The media is united
The government and its ministers, notably Information Minister Fawad Chaudhry, have been on a mission to promote the Pakistan Media Development Authority (PMDA). They are doing this despite the fact that every credible media organization, union, rights network, progressive association in the country – ranging from the PFUJ to the APNS to the CPNE to the AEMEND, the PBA, HRCP, Pakistan Bar Council, SCBA – has rejected this black law. Journalists have protested – and are protesting today as well. And, yet, the information minister has been insisting that the law has been supported by journalists. With respect, that is patently untrue. The media in Pakistan stands united against a law that is regressive, authoritarian and dangerous for media freedom in the country.
There are bad laws, very bad laws and draconian laws. The PMDA falls in the last category, the sort of step only authoritarian regimes make to keep the press muzzled. The PMDA in fact is a throwback to the kind of media restrictions Pakistan has seen during its worst dictatorships – proposing to merge the host of media laws in force in the country, and bringing print, television, radio, films, social media and digital platforms under one ‘regulatory’ body. Apart from the glaringly obvious fact that one body can’t possibly deal with such differing mediums, the proposed regulator will also be conveniently under state control. The Ministry of Information has also been cloaking the PMDA under a faux-concern for journalists’ rights and ‘fake news’. Linking the PMDA to journalists’ salaries and job security is a cynical attempt to set a dangerous precedent of the PMDA-proposed ‘media tribunals’ which would have the power to hand down punishments of up to three years in jail and millions in fines. There also has to be a diversity of opinion within the media and safeguards as to fair play regarding authentic news is essentially carried out by the media itself. So, even when ‘fake’ news appears in the media or on social media, either the media itself corrects this or there is recourse to the defamation laws already in place, which can always be further strengthened. The balance should not be tilted by government-imposed authorities.
Attempts to control the media always lead to more problems than they solve. The PMDA and the Media Complaints Commission are essentially an attempt to silence what little Pakistan’s journalism has left in terms of the ability to speak out and represent all the people of the country, including dissenting voices. Every person who has worked in journalism, except perhaps the most reactionary journalists, would agree with this view. The PTI government should remember the extremely negative impact attempts to stifle media have had in the past and how they have adversely affected the professionalism of the media, and the right of people to access information as enshrined within the constitution. The government would also do well to heed the words of the prime minister himself – before coming into power – regarding the necessity to have a press that is free to speak truth to power. For a government that is concerned – and rightly so – about the ‘image’ of the country in global corridors, it is strange that it has not thought of the consequences of such a controversial law, given that Pakistan already stands low in press freedom rankings.
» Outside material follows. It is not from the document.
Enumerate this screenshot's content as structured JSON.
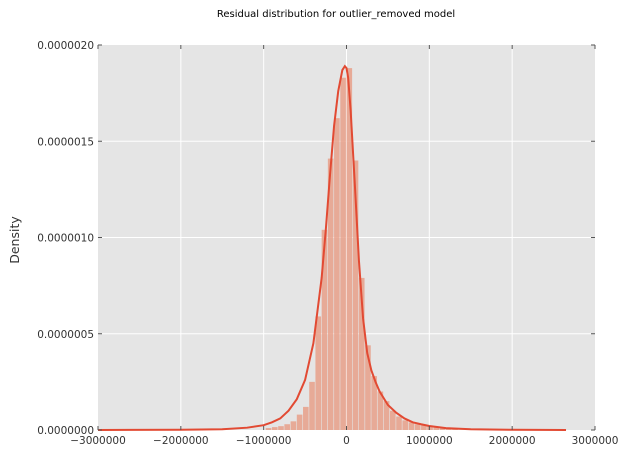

Is there room for improvement in Pakistani media? Yes, as there is around the world. Should there be a state-controlled punitive body to ‘regulate’ all of the media, without input or participation from any of the stakeholders and by running roughshod over journalists’ concerns? Absolutely not. Regulation must never cross over into censorship or curbing dissent. Instead of continuously obfuscating the issue and gas lighting the valid concerns raised by a whole spectrum of journalists in the country, the Ministry of Information must review this proposed media martial law. Perhaps Prime Minister Imran Khan could prevail upon his own government and remember his own words regarding media freedom and the role of ‘regulation’.